OBJECTIVETo investigate the apoptosis regulation on hepatoma cells by HBx between genotype B and C.

METHODSGenotype B and C HBx gene fragments were amplified and inserted into green fluorescent protein (GFP) eukaryotic expression vector pEGFP-C1 to construct recombinant pGFP-XB and pGFP-XC. The pEGFP-C1, pGFP-XB and pGFP-XC were introduced into Bel-7402 cells by Fugene HD to obtain Bel-7402 cells expressing GFP. The transcription and expression of HBx gene were demonstrated by RT-PCR and Western Blot analysis. Bel-7402, Bel-7402/GFP, Bel-7402/GFP-XB, Bel-7402/GFP-XC cells were treated with adriamycin (2.5 microg/ml), and the apoptosis of the cells was determined by trypan blue exclusion, and flow cytometry analysis.

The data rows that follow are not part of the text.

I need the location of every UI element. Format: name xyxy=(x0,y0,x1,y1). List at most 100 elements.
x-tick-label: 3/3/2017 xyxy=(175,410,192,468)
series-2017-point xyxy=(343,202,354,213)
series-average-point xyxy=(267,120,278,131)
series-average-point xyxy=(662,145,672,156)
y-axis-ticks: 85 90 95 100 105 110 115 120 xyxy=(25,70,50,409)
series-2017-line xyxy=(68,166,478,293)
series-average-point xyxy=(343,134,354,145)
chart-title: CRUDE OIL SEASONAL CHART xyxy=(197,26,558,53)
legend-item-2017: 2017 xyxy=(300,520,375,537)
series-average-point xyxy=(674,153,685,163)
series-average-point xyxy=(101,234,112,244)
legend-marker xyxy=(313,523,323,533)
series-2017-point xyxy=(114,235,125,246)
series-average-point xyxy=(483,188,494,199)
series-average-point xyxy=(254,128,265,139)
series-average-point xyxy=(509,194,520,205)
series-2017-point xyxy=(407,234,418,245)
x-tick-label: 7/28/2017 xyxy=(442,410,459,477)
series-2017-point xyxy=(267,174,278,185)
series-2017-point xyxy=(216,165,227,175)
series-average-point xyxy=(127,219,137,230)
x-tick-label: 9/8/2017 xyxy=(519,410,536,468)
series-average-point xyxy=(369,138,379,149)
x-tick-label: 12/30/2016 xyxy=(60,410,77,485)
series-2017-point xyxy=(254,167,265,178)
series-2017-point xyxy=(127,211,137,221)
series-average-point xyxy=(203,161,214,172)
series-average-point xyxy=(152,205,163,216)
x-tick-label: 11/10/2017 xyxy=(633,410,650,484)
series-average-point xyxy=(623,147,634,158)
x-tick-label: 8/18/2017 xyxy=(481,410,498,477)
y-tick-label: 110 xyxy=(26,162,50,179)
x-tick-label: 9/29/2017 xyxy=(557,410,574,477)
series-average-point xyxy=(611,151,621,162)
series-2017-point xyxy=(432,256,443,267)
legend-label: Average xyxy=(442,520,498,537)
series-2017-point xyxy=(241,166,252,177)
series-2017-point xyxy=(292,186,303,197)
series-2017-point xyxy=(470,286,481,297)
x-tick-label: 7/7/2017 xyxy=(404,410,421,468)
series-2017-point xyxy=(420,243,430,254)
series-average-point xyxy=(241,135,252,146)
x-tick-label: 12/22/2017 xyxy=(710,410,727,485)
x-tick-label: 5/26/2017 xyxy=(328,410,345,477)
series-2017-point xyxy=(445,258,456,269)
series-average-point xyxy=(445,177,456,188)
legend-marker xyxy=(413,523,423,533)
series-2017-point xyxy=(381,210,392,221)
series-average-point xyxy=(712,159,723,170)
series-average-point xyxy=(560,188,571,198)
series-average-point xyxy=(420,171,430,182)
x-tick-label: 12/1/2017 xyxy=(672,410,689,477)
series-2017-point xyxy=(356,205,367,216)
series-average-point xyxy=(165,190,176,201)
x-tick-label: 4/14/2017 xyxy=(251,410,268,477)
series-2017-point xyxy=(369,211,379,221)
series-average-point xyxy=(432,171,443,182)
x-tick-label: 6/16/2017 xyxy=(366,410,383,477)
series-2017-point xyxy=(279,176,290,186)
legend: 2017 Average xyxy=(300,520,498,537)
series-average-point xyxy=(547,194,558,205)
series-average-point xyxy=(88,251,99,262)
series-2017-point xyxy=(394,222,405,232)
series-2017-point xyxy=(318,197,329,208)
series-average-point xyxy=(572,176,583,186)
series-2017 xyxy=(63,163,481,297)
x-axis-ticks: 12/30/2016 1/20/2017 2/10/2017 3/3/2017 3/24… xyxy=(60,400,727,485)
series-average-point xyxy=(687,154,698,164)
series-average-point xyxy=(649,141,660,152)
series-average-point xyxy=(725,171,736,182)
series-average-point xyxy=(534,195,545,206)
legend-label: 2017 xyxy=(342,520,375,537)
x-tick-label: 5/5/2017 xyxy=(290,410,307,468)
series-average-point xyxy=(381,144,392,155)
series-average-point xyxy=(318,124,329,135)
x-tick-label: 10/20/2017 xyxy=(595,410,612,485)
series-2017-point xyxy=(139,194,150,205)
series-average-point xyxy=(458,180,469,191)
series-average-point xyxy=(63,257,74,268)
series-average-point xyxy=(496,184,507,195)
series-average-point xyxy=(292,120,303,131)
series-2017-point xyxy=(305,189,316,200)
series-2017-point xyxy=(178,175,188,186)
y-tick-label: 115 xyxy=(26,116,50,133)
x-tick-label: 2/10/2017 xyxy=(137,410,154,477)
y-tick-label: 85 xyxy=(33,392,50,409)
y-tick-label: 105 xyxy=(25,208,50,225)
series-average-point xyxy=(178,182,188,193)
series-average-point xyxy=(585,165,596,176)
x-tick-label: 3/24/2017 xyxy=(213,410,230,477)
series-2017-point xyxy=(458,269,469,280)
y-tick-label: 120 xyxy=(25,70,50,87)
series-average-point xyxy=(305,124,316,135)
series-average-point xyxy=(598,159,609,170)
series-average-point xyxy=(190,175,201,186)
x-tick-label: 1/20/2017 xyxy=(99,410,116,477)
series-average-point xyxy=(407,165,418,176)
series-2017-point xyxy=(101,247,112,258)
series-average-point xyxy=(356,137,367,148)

RESULTSRT-PCR and Western Blot analysis showed that HBx genes of genotypes B and C were transcribed and expressed in Bel-7402/GFP-XB, Bel-7402/GFP-XC cells. Trypan blue exclusion showed adriamycin induced time-dependent cell death in Bel-7402, Bel-7402/GFP cells while no significant cell death was observed in Bel-7402/GFP-XB, Bel-7402/GFP-XC cells. Flow cytometry analysis indicated that no significant differences of apoptosis rates of Bel-7402/GFP-XB (3.87%) and of Bel7402/GFP-XC (4.01%) were observed (P > 0.05), moreover, no significant differences of Bel-7402/ GFP-XB (3.87%), Be17402/GFP-XC (4.01%) and of the untreated cells. Apoptosis rates in Bel-7402/GFP-XB (3.87%), Bel-7402/GFP-XC (4.01%) cells were significantly lower than those in Bel-7402 (27.05%) and Bel-7402/GFP (29.14%) cells at 48 hours after the adriamycin treatment (P < 0.01).

CONCLUSIONSBel-7402 cell lines expressing GFP, GFP-XB and GFP-XC fusion proteins were successfully established. HBV X protein blocks adriamycin-induced apoptosis of Bel-7402 cells. There is no difference between HBx of genotype B and C in inhibiting apoptosis induced by adriamycin.